NOUS DEMANDONS SIMPLEMENT LE DROIT DE NE PAS ETRE DISCRIMINES PARCE QUE NOUS VOULONS TRAVAILLER EN FRANÇAIS OU DANS D’AUTRES LANGUES.
Nous demandons
– le droit de rédiger des projets de communication, de documents de travail des services et des projets législatifs en français ;
– le droit de passer des appels d’offres et de demander des rapports en français ;
– le droit de communiquer sur les réseaux sociaux avec des matériaux graphiques et des vidéos en français ;
– le droit de nous exprimer lors des réunions internes (groupes interservices, réunions d’unité, réunions de tout le personnel) en français sans être montrés du doigt ou susciter des soupirs exaspérés ou des haussements de sourcil ;
– l’application du principe selon lequel un document ou un site internet qui n’est pas assez important pour être publié dans d’autres langues que l’anglais ne devrait pas être publié du tout ;
– le développement d’outils (notamment de traduction automatique plus efficace) permettant de travailler quotidiennement de manière multilingue.

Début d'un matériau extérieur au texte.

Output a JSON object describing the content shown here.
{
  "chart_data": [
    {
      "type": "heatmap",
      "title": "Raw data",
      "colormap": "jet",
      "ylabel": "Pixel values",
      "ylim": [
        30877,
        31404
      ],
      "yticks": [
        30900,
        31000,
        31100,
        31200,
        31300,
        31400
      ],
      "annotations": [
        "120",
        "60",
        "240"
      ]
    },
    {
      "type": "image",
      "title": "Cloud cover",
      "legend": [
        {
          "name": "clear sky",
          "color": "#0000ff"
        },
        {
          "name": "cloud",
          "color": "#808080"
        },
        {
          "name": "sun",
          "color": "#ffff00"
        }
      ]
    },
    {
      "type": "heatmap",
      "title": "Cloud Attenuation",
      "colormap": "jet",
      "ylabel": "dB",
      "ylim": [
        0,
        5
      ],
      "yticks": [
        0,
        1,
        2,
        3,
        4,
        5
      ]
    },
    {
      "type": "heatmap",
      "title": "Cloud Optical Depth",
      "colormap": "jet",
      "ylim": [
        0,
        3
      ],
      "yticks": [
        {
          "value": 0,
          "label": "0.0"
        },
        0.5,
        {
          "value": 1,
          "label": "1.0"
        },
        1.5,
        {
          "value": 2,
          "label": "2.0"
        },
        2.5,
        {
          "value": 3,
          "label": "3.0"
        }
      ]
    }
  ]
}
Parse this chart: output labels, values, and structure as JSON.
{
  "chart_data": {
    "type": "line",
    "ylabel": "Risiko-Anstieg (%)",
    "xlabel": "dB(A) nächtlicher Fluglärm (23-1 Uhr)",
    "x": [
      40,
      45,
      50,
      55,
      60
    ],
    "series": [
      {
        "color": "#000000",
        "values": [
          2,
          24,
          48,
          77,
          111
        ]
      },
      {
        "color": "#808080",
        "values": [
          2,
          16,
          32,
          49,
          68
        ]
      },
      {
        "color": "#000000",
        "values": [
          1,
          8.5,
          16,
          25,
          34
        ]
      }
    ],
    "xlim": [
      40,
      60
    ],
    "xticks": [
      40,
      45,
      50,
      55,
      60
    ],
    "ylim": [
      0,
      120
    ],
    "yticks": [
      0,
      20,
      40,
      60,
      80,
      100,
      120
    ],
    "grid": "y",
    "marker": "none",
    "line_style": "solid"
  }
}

Face à l’inertie de l’administration, et à la pression sociale du monolinguisme, vous êtes notre dernier recours.
Nous vous demandons
– d’émettre une instruction interne rappelant notre droit d’utiliser au quotidien les langues procédurales ;
– de demander à vos commissaires et aux Directeurs généraux de mettre en place une politique incitative du multilinguisme, en montrant eux-même l’exemple dans leur communication interne.
C’est avec cet espoir que nous vous prions, Madame la Présidente, d’accepter l’expression de notre considération respectueuse et dévouée.